The top center sweepstakes in free agency history is over. Linked to several teams, Tyler Linderbaum is choosing Las Vegas. The Raiders are adding the Pro Bowl blocker, ESPN’s Adam Schefter reports.

It will take a three-year, $81MM deal to bring Linderbaum to the desert. The Commanders, Titans and Giants joined the Ravens in being in on PFR’s No. 1-ranked free agent. Rather than a four-year commitment, Linderbaum agreed to a shorter-term deal that includes $60MM guaranteed.

In terms of market obliteration, this is among the greatest achievements in NFL history. Linderbaum hitting free agency allowed him to land a deal $9MM north (AAV-wise) of any center pact before him. This contract also checks in clear of every guard salary, with Linderbaum’s $27MM-per-year number topping Tyler Smith‘s $24MM AAV. This is a staggering commitment, but the Raiders led the NFL in cap space. After sending Maxx Crosby to Baltimore, Las Vegas will pilfer the Ravens’ O-line centerpiece.

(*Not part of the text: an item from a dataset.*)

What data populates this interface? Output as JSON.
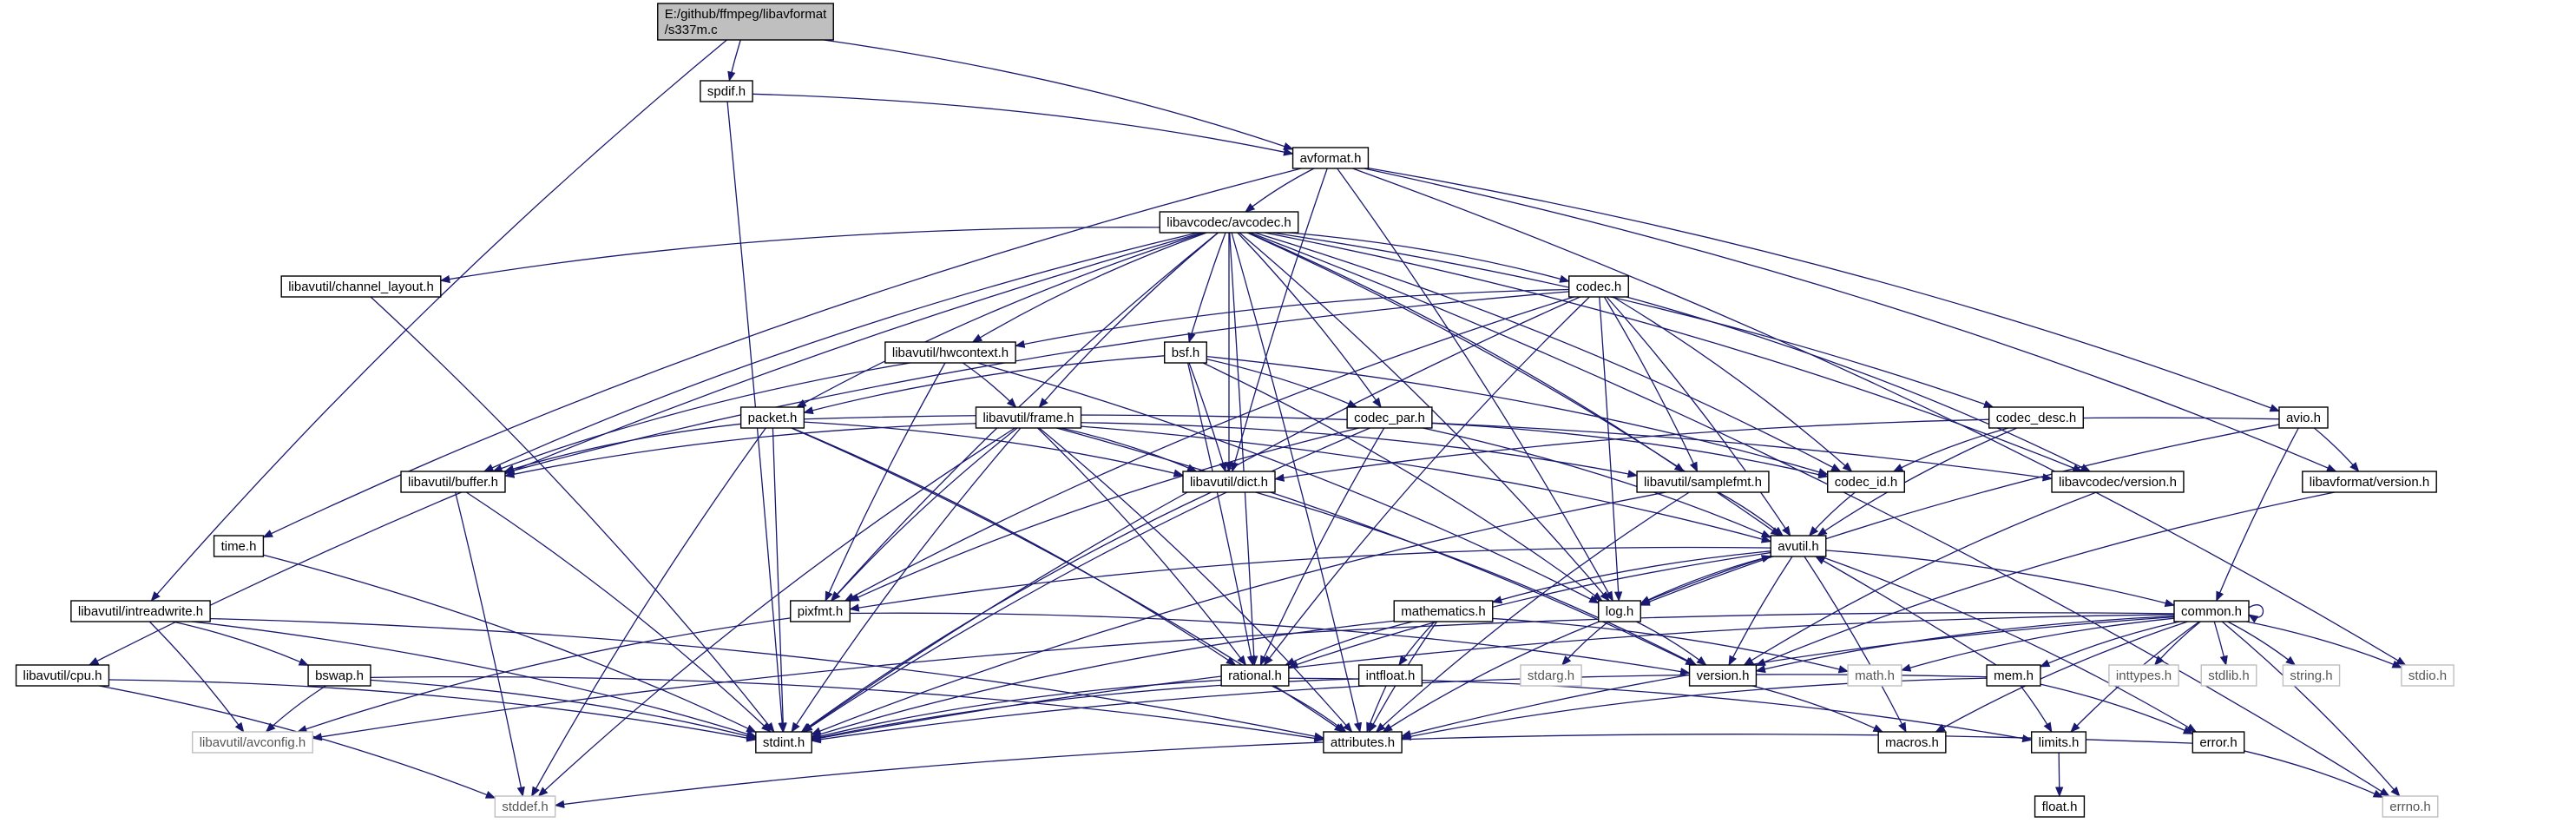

Patrick Mahomes held the quarterback AAV record for less than two years, but it is safe to expect Linderbaum’s grip on the center market to last longer. It took Mahomes giving the Chiefs 10 years of control for them to hike the QB market by $10MM per year in 2020. Linderbaum managed to smash Creed Humphrey‘s center-record number ($18MM) without any such concessions. The power of the open market persists, as the salary cap has now climbed to $301.2MM.

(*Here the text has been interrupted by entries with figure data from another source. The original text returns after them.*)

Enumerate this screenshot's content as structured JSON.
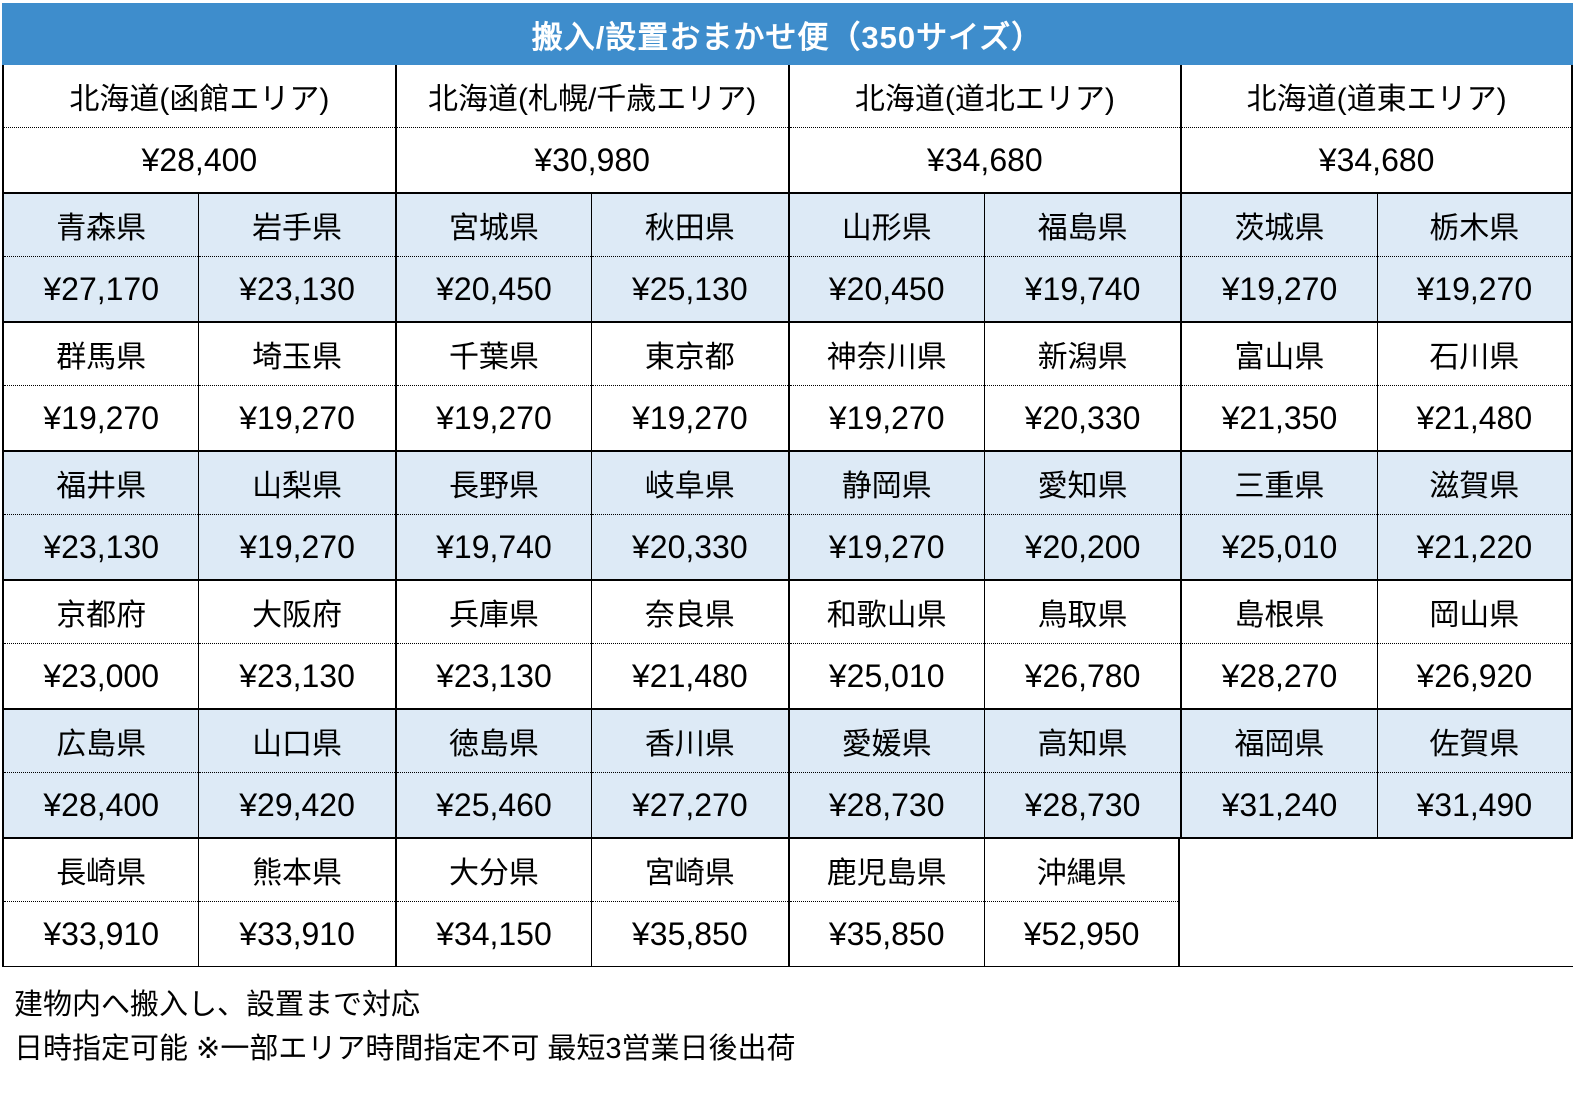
{
  "title": "搬入/設置おまかせ便（350サイズ）",
  "colors": {
    "header_bg": "#3E8DCC",
    "band_alt_bg": "#DDEAF6",
    "band_bg": "#FFFFFF",
    "border": "#000000",
    "title_text": "#FFFFFF"
  },
  "table": {
    "bands": [
      {
        "shaded": false,
        "span": 2,
        "cells": [
          {
            "name": "北海道(函館エリア)",
            "price": "¥28,400"
          },
          {
            "name": "北海道(札幌/千歳エリア)",
            "price": "¥30,980"
          },
          {
            "name": "北海道(道北エリア)",
            "price": "¥34,680"
          },
          {
            "name": "北海道(道東エリア)",
            "price": "¥34,680"
          }
        ]
      },
      {
        "shaded": true,
        "span": 1,
        "cells": [
          {
            "name": "青森県",
            "price": "¥27,170"
          },
          {
            "name": "岩手県",
            "price": "¥23,130"
          },
          {
            "name": "宮城県",
            "price": "¥20,450"
          },
          {
            "name": "秋田県",
            "price": "¥25,130"
          },
          {
            "name": "山形県",
            "price": "¥20,450"
          },
          {
            "name": "福島県",
            "price": "¥19,740"
          },
          {
            "name": "茨城県",
            "price": "¥19,270"
          },
          {
            "name": "栃木県",
            "price": "¥19,270"
          }
        ]
      },
      {
        "shaded": false,
        "span": 1,
        "cells": [
          {
            "name": "群馬県",
            "price": "¥19,270"
          },
          {
            "name": "埼玉県",
            "price": "¥19,270"
          },
          {
            "name": "千葉県",
            "price": "¥19,270"
          },
          {
            "name": "東京都",
            "price": "¥19,270"
          },
          {
            "name": "神奈川県",
            "price": "¥19,270"
          },
          {
            "name": "新潟県",
            "price": "¥20,330"
          },
          {
            "name": "富山県",
            "price": "¥21,350"
          },
          {
            "name": "石川県",
            "price": "¥21,480"
          }
        ]
      },
      {
        "shaded": true,
        "span": 1,
        "cells": [
          {
            "name": "福井県",
            "price": "¥23,130"
          },
          {
            "name": "山梨県",
            "price": "¥19,270"
          },
          {
            "name": "長野県",
            "price": "¥19,740"
          },
          {
            "name": "岐阜県",
            "price": "¥20,330"
          },
          {
            "name": "静岡県",
            "price": "¥19,270"
          },
          {
            "name": "愛知県",
            "price": "¥20,200"
          },
          {
            "name": "三重県",
            "price": "¥25,010"
          },
          {
            "name": "滋賀県",
            "price": "¥21,220"
          }
        ]
      },
      {
        "shaded": false,
        "span": 1,
        "cells": [
          {
            "name": "京都府",
            "price": "¥23,000"
          },
          {
            "name": "大阪府",
            "price": "¥23,130"
          },
          {
            "name": "兵庫県",
            "price": "¥23,130"
          },
          {
            "name": "奈良県",
            "price": "¥21,480"
          },
          {
            "name": "和歌山県",
            "price": "¥25,010"
          },
          {
            "name": "鳥取県",
            "price": "¥26,780"
          },
          {
            "name": "島根県",
            "price": "¥28,270"
          },
          {
            "name": "岡山県",
            "price": "¥26,920"
          }
        ]
      },
      {
        "shaded": true,
        "span": 1,
        "cells": [
          {
            "name": "広島県",
            "price": "¥28,400"
          },
          {
            "name": "山口県",
            "price": "¥29,420"
          },
          {
            "name": "徳島県",
            "price": "¥25,460"
          },
          {
            "name": "香川県",
            "price": "¥27,270"
          },
          {
            "name": "愛媛県",
            "price": "¥28,730"
          },
          {
            "name": "高知県",
            "price": "¥28,730"
          },
          {
            "name": "福岡県",
            "price": "¥31,240"
          },
          {
            "name": "佐賀県",
            "price": "¥31,490"
          }
        ]
      },
      {
        "shaded": false,
        "span": 1,
        "cells": [
          {
            "name": "長崎県",
            "price": "¥33,910"
          },
          {
            "name": "熊本県",
            "price": "¥33,910"
          },
          {
            "name": "大分県",
            "price": "¥34,150"
          },
          {
            "name": "宮崎県",
            "price": "¥35,850"
          },
          {
            "name": "鹿児島県",
            "price": "¥35,850"
          },
          {
            "name": "沖縄県",
            "price": "¥52,950"
          }
        ]
      }
    ]
  },
  "notes": [
    "建物内へ搬入し、設置まで対応",
    "日時指定可能 ※一部エリア時間指定不可 最短3営業日後出荷"
  ]
}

Coming into today, the NFL only had two center pacts — after Drew Dalman‘s retirement — north of $13MM per year. Those went to Humphrey and the Eagles’ Cam Jurgens ($17MM). Linderbaum has signed an outlier accord and will join a Raiders O-line that is otherwise light on expenses beyond Kolton Miller‘s 2025 extension. Miller and Linderbaum will lead the way in protecting expected No. 1 overall pick Fernando Mendoza, whose rookie contract will align with Linderbaum’s three-year deal.

ESPN’s pass block win rate metric ranked Linderbaum fourth among all interior O-lineman last season; he ranked 13th in 2024. Pro Football Focus, conversely, has graded Linderbaum as a far superior run blocker. The agile lineman has certainly made a considerable difference for a run-reliant offense, and the Raiders are certainly paying him to help unleash Ashton Jeanty, who spent much of his rookie season bottled up behind an O-line PFF ranked 32nd.

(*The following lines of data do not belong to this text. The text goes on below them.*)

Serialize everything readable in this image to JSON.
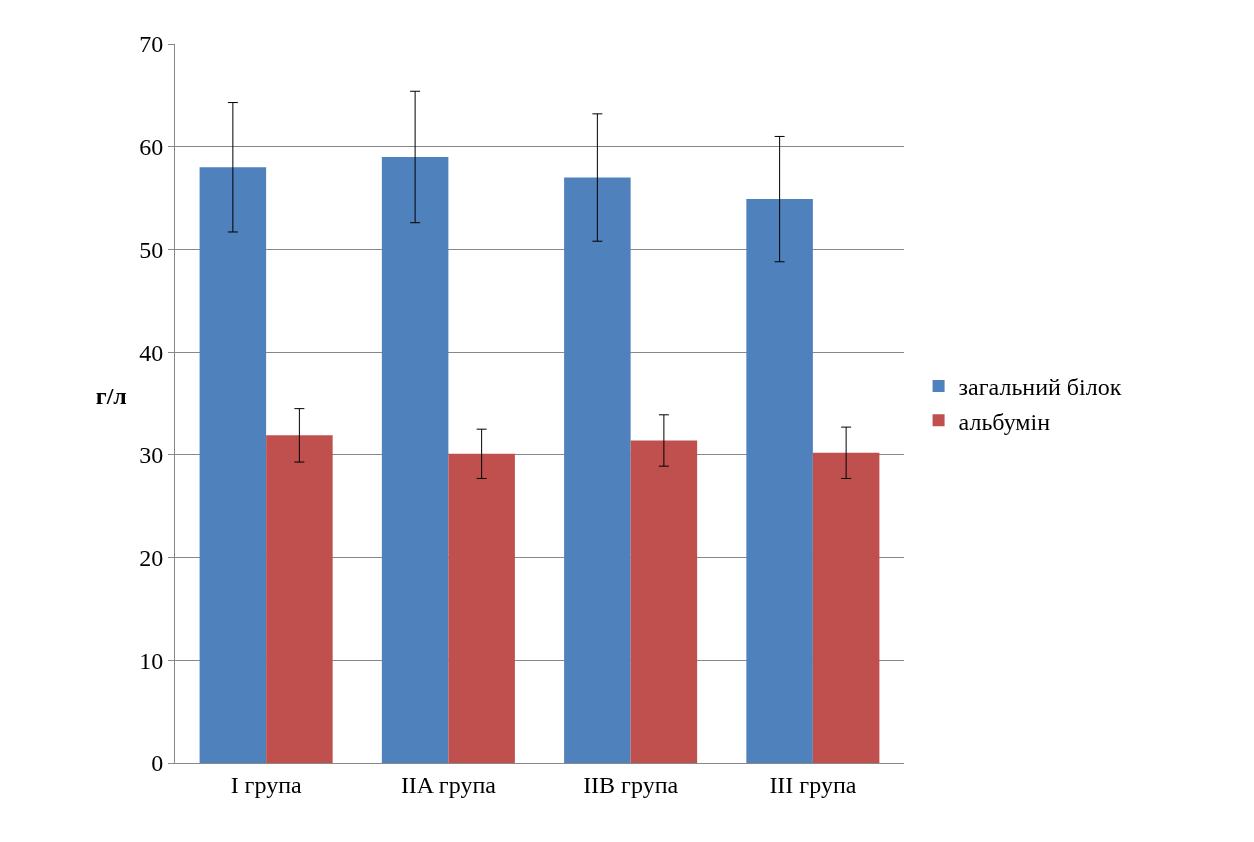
{
  "chart_data": {
    "type": "bar",
    "ylabel": "г/л",
    "categories": [
      "I група",
      "IIA група",
      "IIB група",
      "III група"
    ],
    "series": [
      {
        "name": "загальний білок",
        "color": "#4f81bd",
        "values": [
          58,
          59,
          57,
          54.9
        ],
        "errors": [
          6.3,
          6.4,
          6.2,
          6.1
        ]
      },
      {
        "name": "альбумін",
        "color": "#c0504d",
        "values": [
          31.9,
          30.1,
          31.4,
          30.2
        ],
        "errors": [
          2.6,
          2.4,
          2.5,
          2.5
        ]
      }
    ],
    "ylim": [
      0,
      70
    ],
    "yticks": [
      0,
      10,
      20,
      30,
      40,
      50,
      60,
      70
    ],
    "grid": "y",
    "legend": "right"
  }
}
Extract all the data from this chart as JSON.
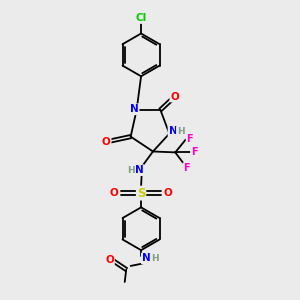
{
  "bg_color": "#ebebeb",
  "atom_colors": {
    "C": "#000000",
    "N": "#0000ff",
    "O": "#ff0000",
    "F": "#ff00cc",
    "S": "#cccc00",
    "Cl": "#00cc00",
    "H": "#7f9f7f"
  },
  "bond_color": "#000000",
  "title": ""
}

The Raiders used a combination of Alex Cappa and Jordan Meredith at center last season. It should be expected Las Vegas, which entered today needing to spend to reach the three-year salary-floor mandate, will be in the guard market as well. Right tackle also served as a need for the struggling franchise, but this market’s biggest O-line fish — one of the biggest O-line prizes in free agency’s 34 years — will be teaming with (almost certainly) last year’s Heisman winner.

As for the Ravens, they will need a fallback option. The 2022 first-round pick had helped an O-line that lost guard starters in free agency along with RT Morgan Moses. While Baltimore has Ronnie Stanley and Roger Rosengarten in place at tackle, the team has needs at guard (where Daniel Faalele is unsigned) and now a massive void at center. The Ravens had aimed to pay Linderbaum, but they did not pick up his fifth-year option in 2025. The CBA groups all O-linemen together, making centers difficult to tag; no center has been tagged since Ryan Kalil (Panthers) 15 years ago.

Those factors helped lead Linderbaum out of Maryland, completing one of the more memorable chapters in O-line free agency history.